It already goes without saying: 2020 is like no other year. Across the globe we have hid in our homes for months. Social distancing has become an art form and an ideal, something to excel in, rather than the dubious expression of the lone hermit. As we gradually come into the ‘new’ normal we will surely start counting our losses, but there will also be time to reflect back. In this blog post I want to share some insights from our work on monitoring the pandemic through wastewater. In short, how to assess public health based on massive sampling and analysis of human shit. And what we can learn from this unusual spring.
As the Corona virus started spreading globally in the beginning of the year, a number of Chinese scientists reported that the SARS-CoV-2, popularly known as “the new Corona virus”, could be found in patients’ stool (faeces). By March, preliminary results from the Netherlands showed that the virus could also be detected in wastewater. Following a webcast seminar on March 25, a group of researchers at KTH decided to quickly put together a team to try and do something similar: to monitor the COVID-19 pandemic through the wastewater in Stockholm. Within five days we had mobilised a core team of six researchers representing four different departments at KTH: Zeynep Cetecioglu Gurol from Chemical Engineering; Prosun Bhattacharya and Tahmidul Islam from SEED; Cecilia Williams from Protein Sciences and Anders Andersson from Gene Technology, plus myself from the WaterCentre. We were joined by staff from Stockholm Water and Waste Company, Värmdö municipality and Käppala Wastewater Treatment Plan.
The media caught wind of it when we started sampling wastewater in Stockholm by April 6. Via broadcasting and the press it spread in no time and a news article in Dagens Nyheter from mid-April got close to 200,000 clicks within a day.

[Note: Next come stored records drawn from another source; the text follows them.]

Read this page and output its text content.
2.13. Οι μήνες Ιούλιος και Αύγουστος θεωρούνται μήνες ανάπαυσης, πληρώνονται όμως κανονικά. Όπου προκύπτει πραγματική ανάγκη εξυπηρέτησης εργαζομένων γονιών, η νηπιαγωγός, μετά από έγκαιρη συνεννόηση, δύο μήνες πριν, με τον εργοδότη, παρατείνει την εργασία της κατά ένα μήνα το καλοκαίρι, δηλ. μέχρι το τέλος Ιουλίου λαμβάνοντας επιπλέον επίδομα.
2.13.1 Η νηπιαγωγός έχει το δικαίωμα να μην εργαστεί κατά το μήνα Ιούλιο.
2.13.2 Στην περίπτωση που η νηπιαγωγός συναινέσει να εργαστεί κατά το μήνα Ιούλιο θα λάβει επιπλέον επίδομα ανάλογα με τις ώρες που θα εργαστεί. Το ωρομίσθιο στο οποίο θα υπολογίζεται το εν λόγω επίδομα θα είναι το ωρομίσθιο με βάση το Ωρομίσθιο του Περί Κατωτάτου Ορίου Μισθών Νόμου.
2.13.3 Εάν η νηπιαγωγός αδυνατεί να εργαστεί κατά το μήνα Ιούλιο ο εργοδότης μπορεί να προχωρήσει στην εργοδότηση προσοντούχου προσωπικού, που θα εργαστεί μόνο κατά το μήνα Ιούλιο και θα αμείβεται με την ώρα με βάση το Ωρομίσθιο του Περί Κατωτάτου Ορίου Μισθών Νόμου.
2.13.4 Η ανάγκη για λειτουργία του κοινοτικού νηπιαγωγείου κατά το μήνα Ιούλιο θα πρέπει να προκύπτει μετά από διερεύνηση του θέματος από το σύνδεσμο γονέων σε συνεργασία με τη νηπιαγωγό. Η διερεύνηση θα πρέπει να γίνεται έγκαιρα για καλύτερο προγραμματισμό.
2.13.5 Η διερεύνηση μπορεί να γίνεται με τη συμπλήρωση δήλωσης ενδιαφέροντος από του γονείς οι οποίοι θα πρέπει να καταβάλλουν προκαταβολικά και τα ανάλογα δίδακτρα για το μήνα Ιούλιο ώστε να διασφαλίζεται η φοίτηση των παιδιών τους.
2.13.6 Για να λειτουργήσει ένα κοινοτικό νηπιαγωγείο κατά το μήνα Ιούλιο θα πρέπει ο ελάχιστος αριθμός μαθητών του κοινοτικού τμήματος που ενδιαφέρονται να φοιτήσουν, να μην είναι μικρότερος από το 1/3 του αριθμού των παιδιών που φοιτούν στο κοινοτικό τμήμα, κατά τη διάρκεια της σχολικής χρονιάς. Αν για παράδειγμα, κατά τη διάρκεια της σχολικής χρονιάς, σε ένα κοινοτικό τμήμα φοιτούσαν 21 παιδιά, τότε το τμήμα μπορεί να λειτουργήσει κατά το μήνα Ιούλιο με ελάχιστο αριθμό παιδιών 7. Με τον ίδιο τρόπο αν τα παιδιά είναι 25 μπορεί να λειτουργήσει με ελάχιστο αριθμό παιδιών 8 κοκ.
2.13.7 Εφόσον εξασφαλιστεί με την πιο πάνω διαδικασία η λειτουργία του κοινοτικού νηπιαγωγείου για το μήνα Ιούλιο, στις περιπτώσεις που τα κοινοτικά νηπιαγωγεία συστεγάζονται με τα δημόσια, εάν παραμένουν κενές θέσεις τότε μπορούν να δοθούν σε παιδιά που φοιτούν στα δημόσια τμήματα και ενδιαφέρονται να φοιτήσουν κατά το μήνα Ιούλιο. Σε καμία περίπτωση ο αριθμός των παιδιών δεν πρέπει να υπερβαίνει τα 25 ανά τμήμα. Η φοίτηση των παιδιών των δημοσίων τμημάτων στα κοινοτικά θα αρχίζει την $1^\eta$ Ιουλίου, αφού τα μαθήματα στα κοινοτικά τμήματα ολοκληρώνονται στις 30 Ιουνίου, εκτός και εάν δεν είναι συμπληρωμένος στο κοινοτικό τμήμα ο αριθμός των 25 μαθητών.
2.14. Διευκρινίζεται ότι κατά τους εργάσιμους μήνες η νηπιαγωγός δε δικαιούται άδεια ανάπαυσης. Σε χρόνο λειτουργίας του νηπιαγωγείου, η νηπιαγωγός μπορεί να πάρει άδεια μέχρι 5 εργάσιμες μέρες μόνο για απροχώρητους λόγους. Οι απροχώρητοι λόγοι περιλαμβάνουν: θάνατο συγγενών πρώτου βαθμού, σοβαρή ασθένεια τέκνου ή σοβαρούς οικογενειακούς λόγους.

A few weeks later, when we released the first preliminary results concluding that indeed, we could detect Corona in Stockholm’s wastewater, there was more media hype, with reports in major TV news and radio shows. Even popular shows like P3 Morgonpasset took it up, with reporters giggling about poop in prime time. The shit had really hit the front page!
So what’s this research really about, and how can it generate such tremendous interest? In short, we sample wastewater from three Waste Water Treatment Plants (WWTP) which cover about 1.7 million people in the Stockholm region. Using so called qPCR technique we can measure the content of RNA (the genetic code) from the virus which gives a good indication of the virus prevalence in the whole population. The first advantage is that you can assess the overall public health situation without testing millions of people. Every day, millions of people are providing “test samples” through their faeces. So by analysing samples from only three sites, we will be able to assess the spread of the virus in the whole population in Stockholm. The second advantage is that it only takes a few hours for the wastewater to be transported from the toilet to our sampling point at the WWTP. Patient-based testing, on the contrary, can take weeks from infection to a positive test at the hospital. Therefore, Wastewater Based Epidemiology (WBE) can be used for early warning and a recent study at Yale has demonstrated that public health administrations can get at least a week’s notice using this method.
Of course there are many challenges and uncertainties still. As I am writing this, the KTH team is optimising our protocol for the analysis method which is necessary before moving to scale, and before we can actually make the kind of predictions which the Yale team did recently. The protocol has to be both specific and generic: it must be tailored for the type of sampling we are doing and for the available lab resources we have, at the same time it must be compatible with other researchers’ work, both nationally and internationally. Keeping up with the international developments in this area is virtually a full time job, as the frontline is advancing at a staggering pace. We also face a myriad of day-to-day challenges, like making scarce consumables last, juggling with over-burdened lab facilities and cold storage spaces, or just explaining to our colleagues what we are doing… So far this rapid response has been largely self-funded by the participating researchers, and PhD students, post-docs and senior staff are doing an amazing job, working over time on voluntary basis. Just because this has to be done. The pandemic is here now and we cannot wait for time consuming application processes.
So what can we learn already now from this unusual experience? First, social networks are key. The research community has the ability to rise to the challenge – we just put together a team and started working – but people have to know each other, at least a little. Having a WaterCentre actually had helped us building these contacts before the outbreak. Second, the current research financing structures are quite useless for crisis situations. With so much being locked into externally funded long-term programmes and projects there’s basically no flexibility to rapidly respond to a challenge like COVID , nor to seize opportunities as they arise. Again, the fact that we had some un-allocated funding within the WaterCentre made it possible to start working immediately. Third, this could be the dawn of a new more open innovation and research paradigm. Ever since the first releases of scientific reports – many from China – about the Corona virus the academic community has embraced openness and principles of sharing, for example of protocols. Using data-sharing hubs and initiatives at EU-level we see that we can advance knowledge at a much faster pace than if we each jealously protect our information.
After the pandemic, we are going to face other crises, induced by climate change, global economic re-structuring and geopolitical struggles. Hopefully we will retain at least some of this challenge-driven approach and our collaborative spirit. We are going to need it.